Synchronizing clocks via satellites using entangled photons: Effect of relative velocity on precision

TL;DR

This paper investigates how satellite velocity affects quantum clock synchronization using entangled photons, demonstrating that high-precision synchronization remains feasible with proper data acquisition timing.

Contribution

It develops analytical and numerical methods to assess the impact of relative motion on quantum clock synchronization protocols and demonstrates their effectiveness through realistic simulations.

Findings

Successful synchronization at sub-nanosecond to picosecond levels over 4000 km.

Protocol remains effective with appropriate data window adjustments.
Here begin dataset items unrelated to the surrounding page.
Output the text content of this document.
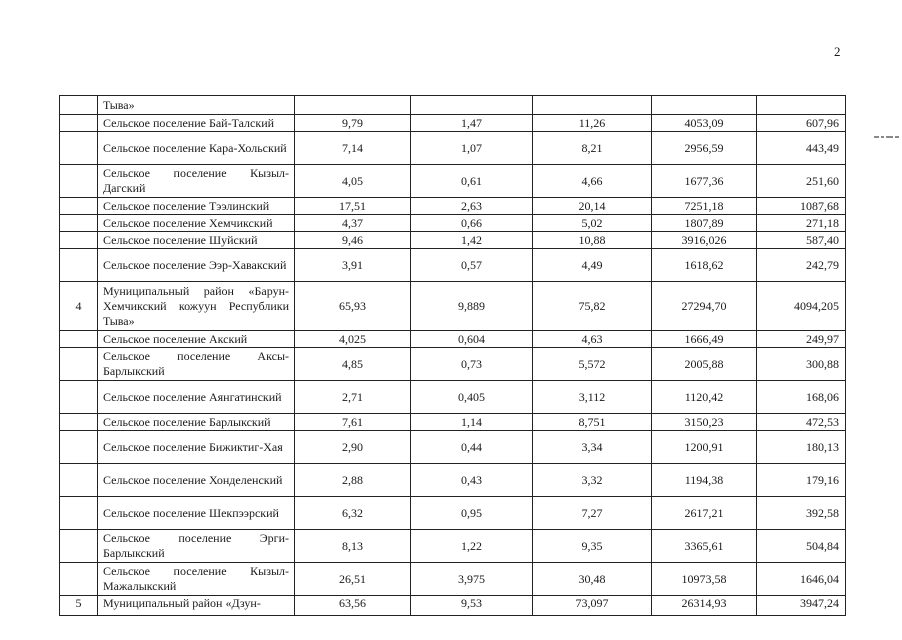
2
	Тыва»					
	Сельское поселение Бай-Талский	9,79	1,47	11,26	4053,09	607,96
	Сельское поселение Кара-Хольский	7,14	1,07	8,21	2956,59	443,49
	Сельское поселение Кызыл-Дагский	4,05	0,61	4,66	1677,36	251,60
	Сельское поселение Тээлинский	17,51	2,63	20,14	7251,18	1087,68
	Сельское поселение Хемчикский	4,37	0,66	5,02	1807,89	271,18
	Сельское поселение Шуйский	9,46	1,42	10,88	3916,026	587,40
	Сельское поселение Ээр-Хавакский	3,91	0,57	4,49	1618,62	242,79
4	Муниципальный район «Барун-Хемчикский кожуун Республики Тыва»	65,93	9,889	75,82	27294,70	4094,205
	Сельское поселение Акский	4,025	0,604	4,63	1666,49	249,97
	Сельское поселение Аксы-Барлыкский	4,85	0,73	5,572	2005,88	300,88
	Сельское поселение Аянгатинский	2,71	0,405	3,112	1120,42	168,06
	Сельское поселение Барлыкский	7,61	1,14	8,751	3150,23	472,53
	Сельское поселение Бижиктиг-Хая	2,90	0,44	3,34	1200,91	180,13
	Сельское поселение Хонделенский	2,88	0,43	3,32	1194,38	179,16
	Сельское поселение Шекпээрский	6,32	0,95	7,27	2617,21	392,58
	Сельское поселение Эрги-Барлыкский	8,13	1,22	9,35	3365,61	504,84
	Сельское поселение Кызыл-Мажалыкский	26,51	3,975	30,48	10973,58	1646,04
5	Муниципальный район «Дзун-	63,56	9,53	73,097	26314,93	3947,24
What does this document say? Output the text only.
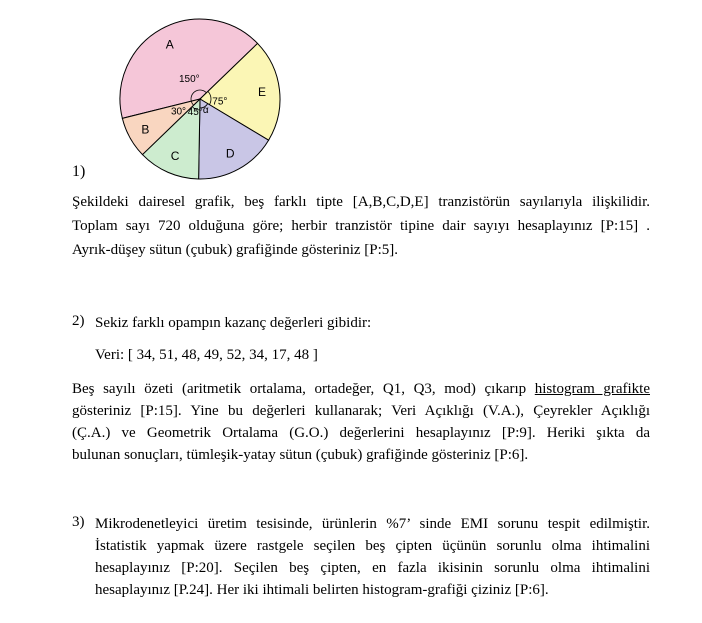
A
E
D
C
B
150°
30° 45°
75°
α
1)
Şekildeki dairesel grafik, beş farklı tipte [A,B,C,D,E] tranzistörün sayılarıyla ilişkilidir.
Toplam sayı 720 olduğuna göre; herbir tranzistör tipine dair sayıyı hesaplayınız [P:15] .
Ayrık-düşey sütun (çubuk) grafiğinde gösteriniz [P:5].
2) Sekiz farklı opampın kazanç değerleri gibidir:
Veri: [ 34, 51, 48, 49, 52, 34, 17, 48 ]
Beş sayılı özeti (aritmetik ortalama, ortadeğer, Q1, Q3, mod) çıkarıp histogram grafikte
gösteriniz [P:15]. Yine bu değerleri kullanarak; Veri Açıklığı (V.A.), Çeyrekler Açıklığı
(Ç.A.) ve Geometrik Ortalama (G.O.) değerlerini hesaplayınız [P:9]. Heriki şıkta da
bulunan sonuçları, tümleşik-yatay sütun (çubuk) grafiğinde gösteriniz [P:6].
3) Mikrodenetleyici üretim tesisinde, ürünlerin %7’ sinde EMI sorunu tespit edilmiştir.
İstatistik yapmak üzere rastgele seçilen beş çipten üçünün sorunlu olma ihtimalini
hesaplayınız [P:20]. Seçilen beş çipten, en fazla ikisinin sorunlu olma ihtimalini
hesaplayınız [P.24]. Her iki ihtimali belirten histogram-grafiği çiziniz [P:6].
High-precision quantum synchronization surpasses classical GPS capabilities.

Abstract

A satellite-based scheme to perform clock synchronization between ground stations spread across the globe using quantum resources was proposed in [Phys. Rev. A 107, 022615 (2023)], based on the quantum clock synchronization (QCS) protocol developed in [Proc. SPIE 10547 (2018)]. Such a scheme could achieve synchronization up to the picosecond level over distances of thousands of kilometers. Nonetheless, the implementation of this QCS protocol is yet to be demonstrated experimentally in situations where the satellite velocities cannot be neglected, as is the case in many realistic scenarios. In this work, we develop analytical and numerical tools to study the effect of the relative velocity between the satellite and ground stations on the success of the QCS protocol. We conclude that the protocol can still run successfully if the data acquisition window is chosen appropriately. As a demonstration, we simulate the synchronization outcomes for cities across the continental United States using a single satellite in a LEO orbit, low-cost entanglement sources, portable atomic clocks, and avalanche detectors. We conclude that, after including the effect of relative motion, sub-nanosecond to picosecond level precision can still be achieved over distance scales of $\approx 4000$ kms. Such high precision synchronization is currently not achievable over long distances ($\gtrsim 100 km$) with standard classical techniques including the GPS. The simulation tools developed in this work are in principle applicable to other means of synchronizing clocks using entangled photons, which are expected to form the basis of future quantum networks like the Quantum Internet, distributed quantum sensing and Quantum GPS.